Para o ano de 2021, a média das previsões das instituições internacionais listadas acima aponta para recuperação relativamente rápida da economia mundial, que deverá apresentar crescimento de 5,4%, em 2021. Mas a recuperação será extremamente desigual entre os países analisados. Enquanto a China deverá apresentar crescimento de 4,9%, em 2021, devolvendo toda a perda de produto ocorrida durante a crise do coronavírus, as economias avançadas deverão apresentar crescimento de 4,4% no próximo ano, insuficiente para recuperar a perda de produção e de renda ocorrida ao longo do ano de 2020. As previsões para o Brasil são ainda mais sombrias: a economia brasileira deverá crescer apenas 2,9%, em 2021, de forma que o PIB brasileiro ao final desse ano ainda estará 6,25% abaixo do valor verificado no final de 2019.

"Para a economia brasileira, a média das previsões aponta para retração de 8,7%, configurando, assim, a mais rápida e intensa queda do nível de atividade econômica já registrada no Brasil, desde 1929"

A teoria macroeconômica convencional apresenta os ciclos econômicos como oscilações de amplitude e periodicidade irregular em torno de uma tendência de longo prazo relativamente constante, determinada por fatores do lado da oferta da economia e independente das flutuações do nível de atividade. Dessa forma, períodos de forte contração do nível de atividade econômica deveriam ser seguidos por períodos de crescimento acelerado, caso a tendência de crescimento de longo prazo não seja alterada ao longo do processo. As previsões acima, contudo, parecem apontar para efeitos persistentes da crise do coronavírus sobre o nível de atividade econômica, pois as projeções de crescimento para 2021, para a maior parte dos países, indicam que suas economias chegarão ao final desse ano com um nível de atividade muito abaixo do nível prevalecente antes da pandemia.

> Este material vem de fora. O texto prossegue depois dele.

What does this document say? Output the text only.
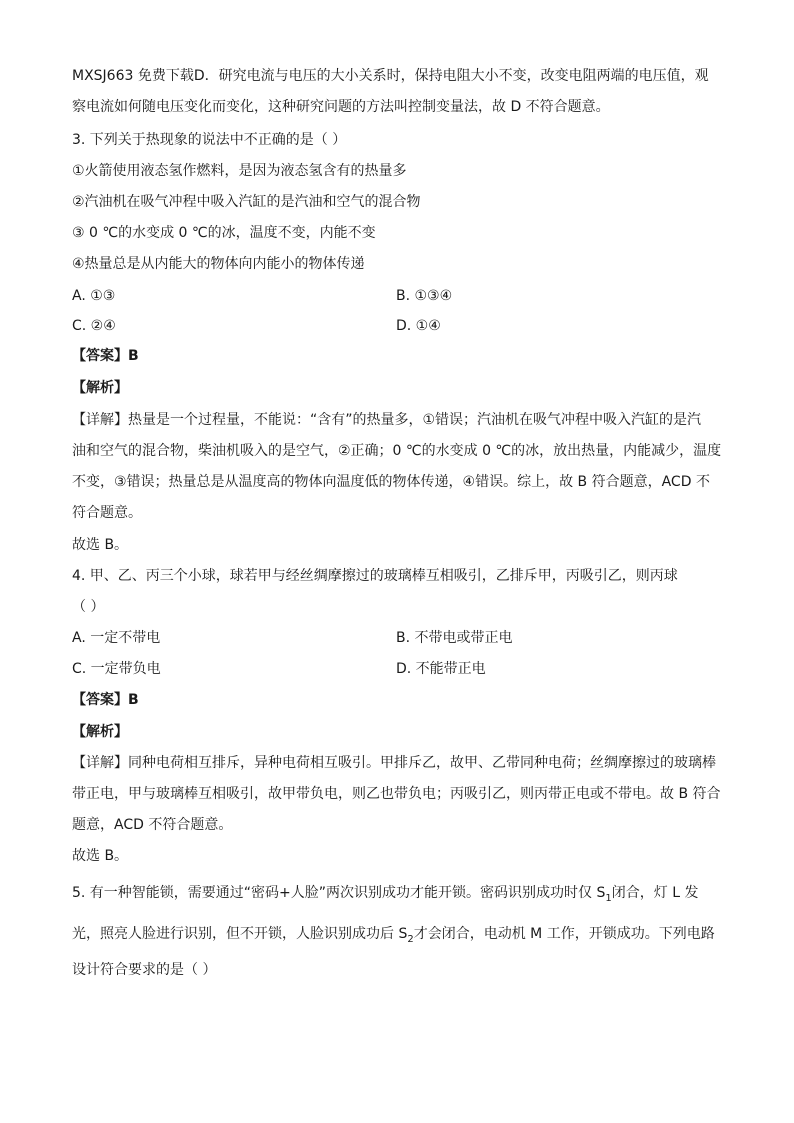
MXSJ663 免费下载D．研究电流与电压的大小关系时，保持电阻大小不变，改变电阻两端的电压值，观
察电流如何随电压变化而变化，这种研究问题的方法叫控制变量法，故 D 不符合题意。
3. 下列关于热现象的说法中不正确的是（ ）
①火箭使用液态氢作燃料，是因为液态氢含有的热量多
②汽油机在吸气冲程中吸入汽缸的是汽油和空气的混合物
③ 0 ℃的水变成 0 ℃的冰，温度不变，内能不变
④热量总是从内能大的物体向内能小的物体传递
A. ①③	B. ①③④
C. ②④	D. ①④
【答案】B
【解析】
【详解】热量是一个过程量，不能说：“含有”的热量多，①错误；汽油机在吸气冲程中吸入汽缸的是汽
油和空气的混合物，柴油机吸入的是空气，②正确；0 ℃的水变成 0 ℃的冰，放出热量，内能减少，温度
不变，③错误；热量总是从温度高的物体向温度低的物体传递，④错误。综上，故 B 符合题意，ACD 不
符合题意。
故选 B。
4. 甲、乙、丙三个小球，球若甲与经丝绸摩擦过的玻璃棒互相吸引，乙排斥甲，丙吸引乙，则丙球
（ ）
A. 一定不带电	B. 不带电或带正电
C. 一定带负电	D. 不能带正电
【答案】B
【解析】
【详解】同种电荷相互排斥，异种电荷相互吸引。甲排斥乙，故甲、乙带同种电荷；丝绸摩擦过的玻璃棒
带正电，甲与玻璃棒互相吸引，故甲带负电，则乙也带负电；丙吸引乙，则丙带正电或不带电。故 B 符合
题意，ACD 不符合题意。
故选 B。
5. 有一种智能锁，需要通过“密码+人脸”两次识别成功才能开锁。密码识别成功时仅 $S_1$闭合，灯 L 发
光，照亮人脸进行识别，但不开锁，人脸识别成功后 $S_2$才会闭合，电动机 M 工作，开锁成功。下列电路
设计符合要求的是（ ）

O caso brasileiro é particularmente grave nesse quesito. Não só a economia brasileira ao final de 2021 estará operando muito abaixo do nível verificado no final de 2019, como ainda estará 9,4% abaixo do indicador verificado em 2014! Isso porque, no início de 2020, a economia brasileira sequer havia se recuperado dos efeitos da crise de 2015-2016, quando o nível de atividade apresentou contração de 6,81%. A perda de produto não recuperada ao longo do período 2017-2019 será somada à contração esperada de 9,10% (pelo FMI), no ano de 2020, totalizando queda de produto de 11,96% no período 2015-2020.

O cenário para 2021 é assustador. Os programas do Governo Federal, de manutenção de renda e de emprego, devem ser terminados no final do terceiro trimestre de 2020. Se nada for posto em seu lugar, teremos queda de renda significativa no último trimestre do ano, o que deverá produzir uma segunda contração do nível de atividade econômica e novo mergulho recessivo. Além disso, se o teto de gastos não for flexibilizado em 2020, com a exclusão dos investimentos públicos do teto a partir de 2021, então o Governo Federal será obrigado a recomeçar o ajuste fiscal, mas com uma economia que deverá registrar índices cavalares de ociosidade da capacidade produtiva.

Nesse contexto, parece pouco provável que a economia brasileira possa ter desempenho de crescimento superior ao que obteve no período 2017-2019, ou seja, um crescimento médio em torno de 1% a.a. Com esse ritmo, a economia brasileira só retornaria ao nível de PIB de 2014 em 2033! Se esse cenário se concretizar, a economia brasileira passará por período de estagnação de quase 20 anos. Não acredito que uma estagnação tão longa seja política e socialmente sustentável. Ou a sociedade brasileira se livra das amarras de um pensamento econômico obsoleto ou ela poderá trilhar o caminho da autodestruição.